The inner barrel assembly of a sponge core barrel includes an inner tube adapted to receive the plurality of sponge liners 10. During a coring operation, a core shoe disposed at the lower end of the inner tube guides a core 18 being cut into the inner tube and sponge liners 10 disposed therein, where the core is retained for subsequent transportation to the surface and later analysis. A substantially cylindrical interior cavity 20 of the annular sponge layer is of a diameter substantially equal to the diameter of the core being cut, such that an interior cylindrical surface 22 of the annular sponge layer substantially continuously contacts the exterior surface 24 of the core 18 or is in immediate proximity to it, so that any fluid of interest exiting the core 18 will be absorbed by the sponge layer 12 and will not flow off and disperse into the drilling fluid system of the core barrel assembly. The substantially continuous contact between the annular sponge layer 12 and the core 18 often results in the application of significant sliding frictional forces F on the core 18 as the core 18 moves through the core barrel, which frictional forces can, in some instances, overcome the compressive strength of the formation material, causing the core 18 to compact, fracture, jam, or otherwise become damaged. The significant frictional forces between the core 18 and annular sponge layer 12 can also exceed the available weight-on-bit (WOB) applicable to the drill string to which the core barrel assembly is secured, causing the rate-of-penetration (ROP) of the core bit to drop significantly.

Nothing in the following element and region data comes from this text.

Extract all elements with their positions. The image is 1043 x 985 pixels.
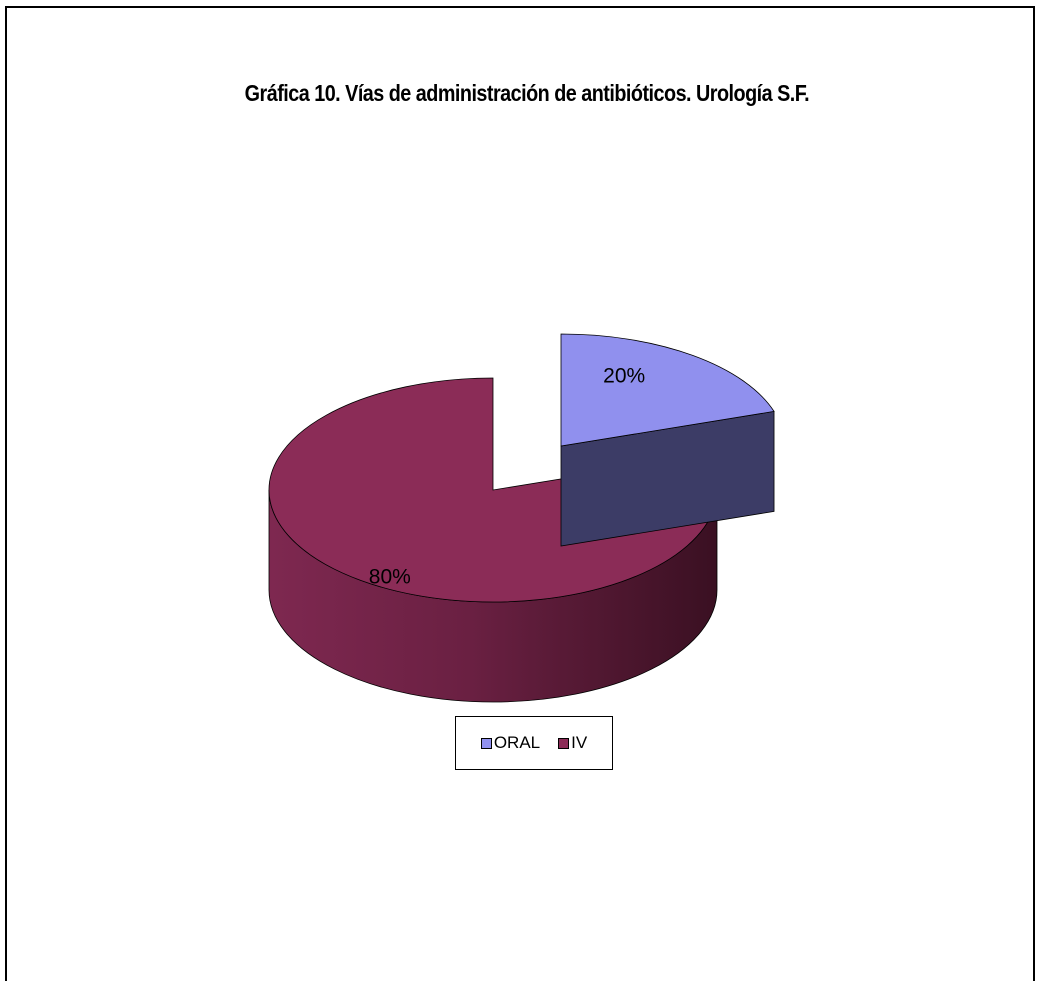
pie-slice-iv bbox=[268, 377, 718, 603]
slice-label-oral: 20% bbox=[603, 365, 645, 388]
pie-slice-oral bbox=[560, 333, 775, 447]
legend-swatch-iv bbox=[558, 737, 570, 749]
legend-entry-iv: IV bbox=[558, 733, 587, 753]
legend-label-iv: IV bbox=[571, 733, 588, 752]
legend: ORAL IV bbox=[455, 716, 613, 770]
legend-entry-oral: ORAL bbox=[480, 733, 541, 753]
slice-label-iv: 80% bbox=[369, 565, 411, 588]
legend-label-oral: ORAL bbox=[493, 733, 541, 752]
legend-swatch-oral bbox=[480, 737, 492, 749]
chart-title: Gráfica 10. Vías de administración de an… bbox=[244, 80, 810, 106]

When the inner barrel assembly and core 18 are raised to the surface, where the ambient pressure may be significantly less than the downhole pressure, formation gases within the core sample may expand and expel reservoir fluids from the core 18. The expelled reservoir fluids are then absorbed by the annular sponge layer 12 and preserved for later analysis, rather than separating from the core sample and flowing out, as by gravity, from the inner tube. Perforations in the sleeve 14 of the sponge liner allow reservoir gases to escape.